News (USA)

ACLU: Nevada’s ‘infamous crime against nature’ statute targets gay teens

ACLU: Nevada’s ‘infamous crime against nature’ statute targets gay teens

LAS VEGAS — The American Civil Liberties Union of Nevada wants a federal court to declare unconstitutional a state law that criminalizes consensual sex between same-sex teenagers as a “crime against nature.”

The lawsuit claims that Nevada’s “infamous crime against nature” statute creates a double standard that treats identical conduct differently based solely on whether the sexual activity involves same-sex or different-sex couples.

While the age of consent to engage in sexual activity in Nevada is 16, the statute criminalizes consensual sexual conduct with persons who are above the age of consent but under 18 if the conduct occurs between “persons of the same sex,” according to the ACLU. The law carries a possible five-year prison sentence.

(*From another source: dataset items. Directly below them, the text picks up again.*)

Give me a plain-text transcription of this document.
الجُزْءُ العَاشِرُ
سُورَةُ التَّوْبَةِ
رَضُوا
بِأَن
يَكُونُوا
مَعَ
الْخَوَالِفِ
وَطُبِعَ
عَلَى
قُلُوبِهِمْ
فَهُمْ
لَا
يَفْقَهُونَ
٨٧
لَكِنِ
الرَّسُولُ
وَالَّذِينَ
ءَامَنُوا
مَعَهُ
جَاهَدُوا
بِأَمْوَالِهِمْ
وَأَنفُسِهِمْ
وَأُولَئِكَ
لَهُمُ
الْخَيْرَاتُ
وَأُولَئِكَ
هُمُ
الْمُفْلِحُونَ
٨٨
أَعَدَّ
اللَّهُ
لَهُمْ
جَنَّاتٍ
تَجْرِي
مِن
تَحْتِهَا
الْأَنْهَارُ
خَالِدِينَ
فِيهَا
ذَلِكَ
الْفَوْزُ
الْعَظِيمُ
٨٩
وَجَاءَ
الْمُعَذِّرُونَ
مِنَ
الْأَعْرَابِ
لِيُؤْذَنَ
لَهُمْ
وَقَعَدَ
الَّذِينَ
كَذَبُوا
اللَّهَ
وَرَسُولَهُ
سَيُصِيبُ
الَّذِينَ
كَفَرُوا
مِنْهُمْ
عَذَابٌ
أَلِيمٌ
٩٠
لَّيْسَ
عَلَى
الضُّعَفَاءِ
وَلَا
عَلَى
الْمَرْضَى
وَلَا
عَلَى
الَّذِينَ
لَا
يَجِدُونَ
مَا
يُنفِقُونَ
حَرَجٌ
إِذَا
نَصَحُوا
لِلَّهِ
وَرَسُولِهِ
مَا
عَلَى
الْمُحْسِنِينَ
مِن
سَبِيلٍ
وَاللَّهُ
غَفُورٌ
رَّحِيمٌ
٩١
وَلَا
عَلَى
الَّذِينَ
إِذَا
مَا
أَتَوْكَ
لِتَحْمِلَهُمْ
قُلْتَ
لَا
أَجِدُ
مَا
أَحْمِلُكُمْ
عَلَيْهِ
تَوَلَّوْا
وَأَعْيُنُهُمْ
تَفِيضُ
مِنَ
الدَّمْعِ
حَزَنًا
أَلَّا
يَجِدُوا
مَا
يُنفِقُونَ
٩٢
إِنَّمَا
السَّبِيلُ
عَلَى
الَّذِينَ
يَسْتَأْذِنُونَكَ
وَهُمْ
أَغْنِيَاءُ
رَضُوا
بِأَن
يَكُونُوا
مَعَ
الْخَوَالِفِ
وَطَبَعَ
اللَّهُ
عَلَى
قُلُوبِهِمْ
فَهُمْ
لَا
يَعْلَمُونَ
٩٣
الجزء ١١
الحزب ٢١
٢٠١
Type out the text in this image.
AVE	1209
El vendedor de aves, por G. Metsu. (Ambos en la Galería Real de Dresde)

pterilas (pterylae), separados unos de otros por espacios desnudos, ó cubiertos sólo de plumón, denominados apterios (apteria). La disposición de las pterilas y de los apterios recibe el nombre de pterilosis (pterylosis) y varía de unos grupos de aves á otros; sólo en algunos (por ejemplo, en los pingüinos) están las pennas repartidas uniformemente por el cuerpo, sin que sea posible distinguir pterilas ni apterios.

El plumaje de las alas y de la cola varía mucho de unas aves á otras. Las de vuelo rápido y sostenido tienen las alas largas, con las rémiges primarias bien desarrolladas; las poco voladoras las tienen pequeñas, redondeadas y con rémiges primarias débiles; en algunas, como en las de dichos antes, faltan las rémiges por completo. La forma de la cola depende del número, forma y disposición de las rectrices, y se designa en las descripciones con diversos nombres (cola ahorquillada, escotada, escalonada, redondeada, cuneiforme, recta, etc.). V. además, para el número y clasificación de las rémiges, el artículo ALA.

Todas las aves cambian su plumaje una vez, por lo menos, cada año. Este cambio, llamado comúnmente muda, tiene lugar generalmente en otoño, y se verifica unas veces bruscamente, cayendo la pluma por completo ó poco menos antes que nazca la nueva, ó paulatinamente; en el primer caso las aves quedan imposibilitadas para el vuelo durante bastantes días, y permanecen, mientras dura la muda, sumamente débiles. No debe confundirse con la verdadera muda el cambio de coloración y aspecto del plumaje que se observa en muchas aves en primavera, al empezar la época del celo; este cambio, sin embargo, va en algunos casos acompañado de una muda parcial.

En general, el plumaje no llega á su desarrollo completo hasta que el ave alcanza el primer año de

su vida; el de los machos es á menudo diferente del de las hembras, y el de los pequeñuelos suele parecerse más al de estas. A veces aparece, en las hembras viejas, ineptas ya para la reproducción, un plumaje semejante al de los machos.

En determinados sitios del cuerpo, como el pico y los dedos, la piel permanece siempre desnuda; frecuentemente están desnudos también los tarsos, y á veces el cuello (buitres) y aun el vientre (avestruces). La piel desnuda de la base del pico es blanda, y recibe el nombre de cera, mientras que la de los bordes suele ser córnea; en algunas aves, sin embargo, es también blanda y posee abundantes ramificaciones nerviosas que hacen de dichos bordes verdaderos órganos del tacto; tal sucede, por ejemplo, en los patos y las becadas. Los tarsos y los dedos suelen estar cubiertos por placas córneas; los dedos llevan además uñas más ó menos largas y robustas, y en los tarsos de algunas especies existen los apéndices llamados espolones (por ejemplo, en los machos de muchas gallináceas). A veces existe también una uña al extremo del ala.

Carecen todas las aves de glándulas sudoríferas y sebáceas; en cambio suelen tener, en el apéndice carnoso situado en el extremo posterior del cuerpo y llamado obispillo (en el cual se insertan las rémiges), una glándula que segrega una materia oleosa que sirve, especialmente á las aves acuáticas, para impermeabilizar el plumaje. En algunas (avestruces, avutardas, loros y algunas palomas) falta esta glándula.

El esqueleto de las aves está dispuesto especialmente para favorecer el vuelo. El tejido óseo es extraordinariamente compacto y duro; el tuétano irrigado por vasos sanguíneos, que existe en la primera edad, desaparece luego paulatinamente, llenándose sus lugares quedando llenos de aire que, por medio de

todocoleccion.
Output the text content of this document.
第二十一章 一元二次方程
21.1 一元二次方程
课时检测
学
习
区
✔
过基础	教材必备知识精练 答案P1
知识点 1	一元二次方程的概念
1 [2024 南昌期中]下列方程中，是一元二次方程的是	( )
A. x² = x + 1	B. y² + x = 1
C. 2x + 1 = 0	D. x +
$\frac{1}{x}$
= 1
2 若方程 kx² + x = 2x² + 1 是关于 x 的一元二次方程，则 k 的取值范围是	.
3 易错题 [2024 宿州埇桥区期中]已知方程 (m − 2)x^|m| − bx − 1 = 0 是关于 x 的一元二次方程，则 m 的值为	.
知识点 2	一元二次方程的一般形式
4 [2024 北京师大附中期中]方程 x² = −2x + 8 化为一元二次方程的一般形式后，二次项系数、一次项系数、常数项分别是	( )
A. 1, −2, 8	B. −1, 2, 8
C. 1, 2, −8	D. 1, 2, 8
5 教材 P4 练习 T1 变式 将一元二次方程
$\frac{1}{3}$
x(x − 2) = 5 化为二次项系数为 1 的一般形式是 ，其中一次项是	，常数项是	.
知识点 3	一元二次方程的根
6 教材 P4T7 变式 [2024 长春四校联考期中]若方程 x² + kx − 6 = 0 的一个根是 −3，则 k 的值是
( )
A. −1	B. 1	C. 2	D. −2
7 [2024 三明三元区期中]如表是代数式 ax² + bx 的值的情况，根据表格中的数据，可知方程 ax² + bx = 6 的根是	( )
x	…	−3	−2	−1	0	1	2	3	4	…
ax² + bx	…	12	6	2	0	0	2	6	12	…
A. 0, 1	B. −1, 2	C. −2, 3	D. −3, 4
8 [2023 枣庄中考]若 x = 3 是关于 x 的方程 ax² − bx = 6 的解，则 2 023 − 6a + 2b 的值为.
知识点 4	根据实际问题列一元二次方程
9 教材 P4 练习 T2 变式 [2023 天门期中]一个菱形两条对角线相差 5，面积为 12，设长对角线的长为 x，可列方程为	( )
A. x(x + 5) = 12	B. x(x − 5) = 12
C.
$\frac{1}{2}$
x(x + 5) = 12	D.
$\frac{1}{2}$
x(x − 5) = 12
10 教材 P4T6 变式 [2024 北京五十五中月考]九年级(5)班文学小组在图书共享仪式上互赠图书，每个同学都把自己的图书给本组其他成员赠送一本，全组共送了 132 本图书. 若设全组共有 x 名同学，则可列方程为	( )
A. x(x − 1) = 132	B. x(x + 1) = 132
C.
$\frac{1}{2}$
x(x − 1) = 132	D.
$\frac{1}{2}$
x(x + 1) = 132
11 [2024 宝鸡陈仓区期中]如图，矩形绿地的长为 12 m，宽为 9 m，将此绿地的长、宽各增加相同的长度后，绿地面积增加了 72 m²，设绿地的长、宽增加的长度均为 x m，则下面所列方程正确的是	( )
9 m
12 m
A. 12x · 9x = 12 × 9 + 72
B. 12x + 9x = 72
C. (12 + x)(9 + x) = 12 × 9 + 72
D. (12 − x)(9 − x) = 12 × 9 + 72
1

Identical conduct between different-sex partners is not a crime.

On its face, the law discriminates based on sexual orientation in violation of the constitutional right to Equal Protection embodied in the 14th Amendment, the ACLU said, in a statement announcing the lawsuit.

ACLU legal chief Staci Pratt said Wednesday the civil rights lawsuit was filed in U.S. District Court in Reno on behalf of a “John Doe” plaintiff.

“Elko County prosecutors used the law to prosecute a minor for a consensual sexual relationship with another teenager even though both of them were above the age of consent. If the couple had been a boy and a girl rather than two boys, their conduct would not have been a crime. More than anything, this highlights the necessity of removing this discriminatory, homophobic relic from our statute books,” said Pratt.

The teen was arrested last year in Elko County on juvenile felony allegations that he violated a narrow provision of state law applying only to relationships between same-sex people from 16 to 18 years old.

The teen later pleaded guilty to misdemeanor disorderly conduct, but Pratt says the law is still on the books.

The suit seeks class-action status and names Elko County and District Attorney Mark Torvinen as defendants.